Consider three data points, shown here as black dots.

For each data point, a number of lines are plotted going through it, all at different angles. These are shown here as solid lines.
For each solid line a line is plotted which is perpendicular to it and which intersects the origin. These are shown as dashed lines.
The length (i.e. perpendicular distance to the origin) and angle of each dashed line is measured. In the diagram above, the results are shown in tables.
This is repeated for each data point.
A graph of the line lengths for each angle, known as a Hough space graph, is then created.

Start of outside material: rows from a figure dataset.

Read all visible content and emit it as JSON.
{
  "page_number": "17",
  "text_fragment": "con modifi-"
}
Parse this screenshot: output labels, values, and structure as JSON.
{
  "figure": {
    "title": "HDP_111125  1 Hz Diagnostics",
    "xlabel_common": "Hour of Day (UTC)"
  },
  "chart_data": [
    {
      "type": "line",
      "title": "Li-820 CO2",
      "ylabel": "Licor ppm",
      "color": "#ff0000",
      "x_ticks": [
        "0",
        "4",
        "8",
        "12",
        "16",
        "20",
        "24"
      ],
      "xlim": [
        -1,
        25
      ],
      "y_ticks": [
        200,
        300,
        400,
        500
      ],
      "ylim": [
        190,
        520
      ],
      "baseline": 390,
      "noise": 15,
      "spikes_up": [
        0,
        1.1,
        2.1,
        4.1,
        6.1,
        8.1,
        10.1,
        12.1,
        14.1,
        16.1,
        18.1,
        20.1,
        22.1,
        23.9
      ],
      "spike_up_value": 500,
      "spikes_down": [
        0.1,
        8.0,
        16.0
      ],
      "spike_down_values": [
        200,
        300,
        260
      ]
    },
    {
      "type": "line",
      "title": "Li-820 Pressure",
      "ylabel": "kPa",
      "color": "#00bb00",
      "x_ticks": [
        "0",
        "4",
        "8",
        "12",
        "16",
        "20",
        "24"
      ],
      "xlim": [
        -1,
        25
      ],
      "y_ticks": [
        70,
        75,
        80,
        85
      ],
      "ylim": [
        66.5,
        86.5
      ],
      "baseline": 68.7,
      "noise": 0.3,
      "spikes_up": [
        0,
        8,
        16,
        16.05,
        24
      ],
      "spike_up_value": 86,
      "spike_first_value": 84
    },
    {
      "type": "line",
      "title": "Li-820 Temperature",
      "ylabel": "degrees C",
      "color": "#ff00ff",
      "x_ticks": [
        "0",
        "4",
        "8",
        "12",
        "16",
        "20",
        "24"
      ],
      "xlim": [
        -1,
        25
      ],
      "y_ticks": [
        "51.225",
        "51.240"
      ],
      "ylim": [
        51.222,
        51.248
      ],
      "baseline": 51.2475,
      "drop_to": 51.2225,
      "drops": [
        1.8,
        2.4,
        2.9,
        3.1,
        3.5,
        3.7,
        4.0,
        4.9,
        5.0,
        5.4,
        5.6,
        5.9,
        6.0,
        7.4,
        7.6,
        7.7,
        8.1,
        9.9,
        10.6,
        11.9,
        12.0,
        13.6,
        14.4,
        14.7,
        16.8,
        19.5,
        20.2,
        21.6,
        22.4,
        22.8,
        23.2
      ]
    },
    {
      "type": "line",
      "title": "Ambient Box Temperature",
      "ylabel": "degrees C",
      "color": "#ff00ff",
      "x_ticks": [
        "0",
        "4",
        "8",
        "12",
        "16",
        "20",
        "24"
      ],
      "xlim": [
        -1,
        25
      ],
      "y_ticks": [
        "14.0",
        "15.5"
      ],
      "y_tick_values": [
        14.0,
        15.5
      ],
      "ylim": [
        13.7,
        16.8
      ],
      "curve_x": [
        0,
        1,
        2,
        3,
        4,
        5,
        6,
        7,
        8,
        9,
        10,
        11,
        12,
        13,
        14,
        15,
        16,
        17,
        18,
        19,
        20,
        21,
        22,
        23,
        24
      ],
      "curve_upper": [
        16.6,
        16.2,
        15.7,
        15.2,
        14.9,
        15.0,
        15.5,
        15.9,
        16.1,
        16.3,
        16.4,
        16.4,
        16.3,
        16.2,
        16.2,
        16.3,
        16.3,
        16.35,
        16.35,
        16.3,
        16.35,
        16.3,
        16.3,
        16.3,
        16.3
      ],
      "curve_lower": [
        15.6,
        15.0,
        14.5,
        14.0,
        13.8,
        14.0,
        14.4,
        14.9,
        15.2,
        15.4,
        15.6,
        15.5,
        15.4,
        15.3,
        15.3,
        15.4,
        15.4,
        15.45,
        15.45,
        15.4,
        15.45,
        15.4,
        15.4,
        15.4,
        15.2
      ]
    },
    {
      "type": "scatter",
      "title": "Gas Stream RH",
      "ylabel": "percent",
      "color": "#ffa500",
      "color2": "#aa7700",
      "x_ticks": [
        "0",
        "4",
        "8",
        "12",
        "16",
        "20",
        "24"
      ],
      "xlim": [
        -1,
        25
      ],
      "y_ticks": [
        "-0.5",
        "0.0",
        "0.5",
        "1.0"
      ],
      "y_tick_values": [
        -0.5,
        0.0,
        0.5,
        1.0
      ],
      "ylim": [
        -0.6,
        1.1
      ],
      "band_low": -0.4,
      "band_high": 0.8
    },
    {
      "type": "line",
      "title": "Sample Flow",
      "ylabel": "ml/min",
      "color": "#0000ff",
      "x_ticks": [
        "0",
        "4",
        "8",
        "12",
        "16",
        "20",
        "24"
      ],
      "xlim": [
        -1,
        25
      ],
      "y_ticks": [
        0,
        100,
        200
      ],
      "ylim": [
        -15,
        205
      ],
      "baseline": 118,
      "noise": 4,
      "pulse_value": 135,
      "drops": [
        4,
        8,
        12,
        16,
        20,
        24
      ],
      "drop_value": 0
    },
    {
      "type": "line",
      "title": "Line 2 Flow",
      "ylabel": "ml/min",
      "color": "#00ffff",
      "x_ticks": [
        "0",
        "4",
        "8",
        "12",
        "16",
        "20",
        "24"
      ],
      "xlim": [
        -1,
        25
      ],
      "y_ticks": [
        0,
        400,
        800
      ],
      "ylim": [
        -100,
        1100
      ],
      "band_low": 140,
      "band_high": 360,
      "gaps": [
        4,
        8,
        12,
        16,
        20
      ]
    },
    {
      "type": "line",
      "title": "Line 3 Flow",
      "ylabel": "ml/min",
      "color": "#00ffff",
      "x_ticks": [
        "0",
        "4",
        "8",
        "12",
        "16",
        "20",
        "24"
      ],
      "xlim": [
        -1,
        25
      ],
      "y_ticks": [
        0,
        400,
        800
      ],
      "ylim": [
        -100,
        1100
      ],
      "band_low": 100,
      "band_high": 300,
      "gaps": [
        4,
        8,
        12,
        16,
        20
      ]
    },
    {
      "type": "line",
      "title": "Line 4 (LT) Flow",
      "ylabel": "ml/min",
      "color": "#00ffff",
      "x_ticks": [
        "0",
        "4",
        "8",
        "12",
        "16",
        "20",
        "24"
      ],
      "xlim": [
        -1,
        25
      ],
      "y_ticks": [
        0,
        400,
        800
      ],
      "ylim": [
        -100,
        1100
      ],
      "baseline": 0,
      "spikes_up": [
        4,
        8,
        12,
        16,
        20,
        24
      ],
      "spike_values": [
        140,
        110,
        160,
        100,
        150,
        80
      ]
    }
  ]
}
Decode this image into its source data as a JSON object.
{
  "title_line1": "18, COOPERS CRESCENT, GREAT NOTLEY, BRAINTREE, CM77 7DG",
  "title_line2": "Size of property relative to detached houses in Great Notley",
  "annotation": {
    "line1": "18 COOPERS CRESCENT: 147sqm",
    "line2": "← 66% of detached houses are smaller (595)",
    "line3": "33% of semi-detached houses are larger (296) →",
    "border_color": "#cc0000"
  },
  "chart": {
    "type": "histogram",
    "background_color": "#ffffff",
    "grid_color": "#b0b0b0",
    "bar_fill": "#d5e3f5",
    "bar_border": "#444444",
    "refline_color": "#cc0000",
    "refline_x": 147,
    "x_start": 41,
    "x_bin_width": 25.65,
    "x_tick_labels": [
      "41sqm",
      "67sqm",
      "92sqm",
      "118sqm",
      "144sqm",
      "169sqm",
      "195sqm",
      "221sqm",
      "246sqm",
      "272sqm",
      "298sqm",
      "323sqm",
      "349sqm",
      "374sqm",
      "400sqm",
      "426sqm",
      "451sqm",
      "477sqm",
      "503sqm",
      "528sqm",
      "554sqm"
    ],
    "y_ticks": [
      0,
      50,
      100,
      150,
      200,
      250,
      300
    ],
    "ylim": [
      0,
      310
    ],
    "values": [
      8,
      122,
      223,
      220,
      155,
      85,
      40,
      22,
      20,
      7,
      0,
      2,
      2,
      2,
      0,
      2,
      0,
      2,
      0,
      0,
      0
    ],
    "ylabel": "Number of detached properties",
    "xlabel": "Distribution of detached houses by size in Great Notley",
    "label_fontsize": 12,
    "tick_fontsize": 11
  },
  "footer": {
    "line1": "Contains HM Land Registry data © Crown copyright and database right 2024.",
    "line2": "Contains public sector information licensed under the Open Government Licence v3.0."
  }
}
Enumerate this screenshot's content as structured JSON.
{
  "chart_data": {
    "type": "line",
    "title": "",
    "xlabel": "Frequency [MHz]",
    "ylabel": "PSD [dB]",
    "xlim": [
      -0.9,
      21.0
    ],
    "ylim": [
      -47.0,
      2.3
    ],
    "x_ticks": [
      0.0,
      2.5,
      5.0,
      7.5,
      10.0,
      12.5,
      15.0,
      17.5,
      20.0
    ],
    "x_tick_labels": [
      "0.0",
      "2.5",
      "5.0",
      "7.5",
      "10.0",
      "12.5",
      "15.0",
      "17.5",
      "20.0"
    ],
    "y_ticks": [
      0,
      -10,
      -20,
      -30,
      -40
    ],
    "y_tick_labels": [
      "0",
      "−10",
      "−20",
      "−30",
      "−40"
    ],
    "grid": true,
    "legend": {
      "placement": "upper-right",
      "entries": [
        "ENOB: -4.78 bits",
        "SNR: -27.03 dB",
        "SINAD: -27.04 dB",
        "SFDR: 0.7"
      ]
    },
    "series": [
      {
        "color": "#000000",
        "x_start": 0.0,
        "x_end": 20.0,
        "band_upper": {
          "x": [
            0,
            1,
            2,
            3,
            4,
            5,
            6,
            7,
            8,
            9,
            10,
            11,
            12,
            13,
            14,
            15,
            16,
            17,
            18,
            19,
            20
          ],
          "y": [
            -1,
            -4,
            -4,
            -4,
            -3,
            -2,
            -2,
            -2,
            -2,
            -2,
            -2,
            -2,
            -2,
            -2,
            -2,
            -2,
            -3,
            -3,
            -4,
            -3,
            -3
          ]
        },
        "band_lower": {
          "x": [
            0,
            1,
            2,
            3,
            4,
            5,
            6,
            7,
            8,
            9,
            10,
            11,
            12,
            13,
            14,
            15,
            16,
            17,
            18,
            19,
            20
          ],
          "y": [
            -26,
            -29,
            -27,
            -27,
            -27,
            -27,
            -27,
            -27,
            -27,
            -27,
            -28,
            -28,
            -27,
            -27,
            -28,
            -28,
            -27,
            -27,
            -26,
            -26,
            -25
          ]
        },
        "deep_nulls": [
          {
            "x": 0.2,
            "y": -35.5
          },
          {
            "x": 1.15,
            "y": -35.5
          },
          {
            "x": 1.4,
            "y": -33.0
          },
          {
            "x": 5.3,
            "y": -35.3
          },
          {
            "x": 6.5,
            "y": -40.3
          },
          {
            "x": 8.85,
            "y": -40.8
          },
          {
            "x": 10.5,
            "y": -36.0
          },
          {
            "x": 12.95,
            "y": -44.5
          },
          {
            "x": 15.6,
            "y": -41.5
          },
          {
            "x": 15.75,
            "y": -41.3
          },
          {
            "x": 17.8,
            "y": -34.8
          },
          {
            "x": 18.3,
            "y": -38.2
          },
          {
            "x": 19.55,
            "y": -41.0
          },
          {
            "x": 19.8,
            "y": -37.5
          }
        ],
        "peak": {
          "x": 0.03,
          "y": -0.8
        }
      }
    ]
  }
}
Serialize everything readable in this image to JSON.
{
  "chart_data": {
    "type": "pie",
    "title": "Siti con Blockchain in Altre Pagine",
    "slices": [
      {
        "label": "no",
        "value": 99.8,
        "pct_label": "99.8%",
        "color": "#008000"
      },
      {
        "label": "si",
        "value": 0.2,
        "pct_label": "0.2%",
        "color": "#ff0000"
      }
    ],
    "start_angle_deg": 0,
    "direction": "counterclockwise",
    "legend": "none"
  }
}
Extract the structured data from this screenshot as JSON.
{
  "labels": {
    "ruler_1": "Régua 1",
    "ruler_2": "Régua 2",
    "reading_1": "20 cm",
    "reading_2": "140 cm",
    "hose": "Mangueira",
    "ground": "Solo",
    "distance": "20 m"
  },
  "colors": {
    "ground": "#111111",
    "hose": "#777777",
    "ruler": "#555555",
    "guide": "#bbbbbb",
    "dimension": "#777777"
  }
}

The point where the curves intersect gives a distance and angle. This distance and angle indicate the line which intersects the points being tested. In the graph shown the lines intersect at the pink point; this corresponds to the solid pink line in the diagrams above, which passes through all three points.

The following is a different example showing the results of a Hough transform on a raster image containing two thick lines.

The results of this transform were stored in a matrix. Cell value represents the number of curves through any point. Higher cell values are rendered brighter. The two distinctly bright spots are the Hough parameters of the two lines. From these spots' positions, angle and distance from image center of the two lines in the input image can be determined.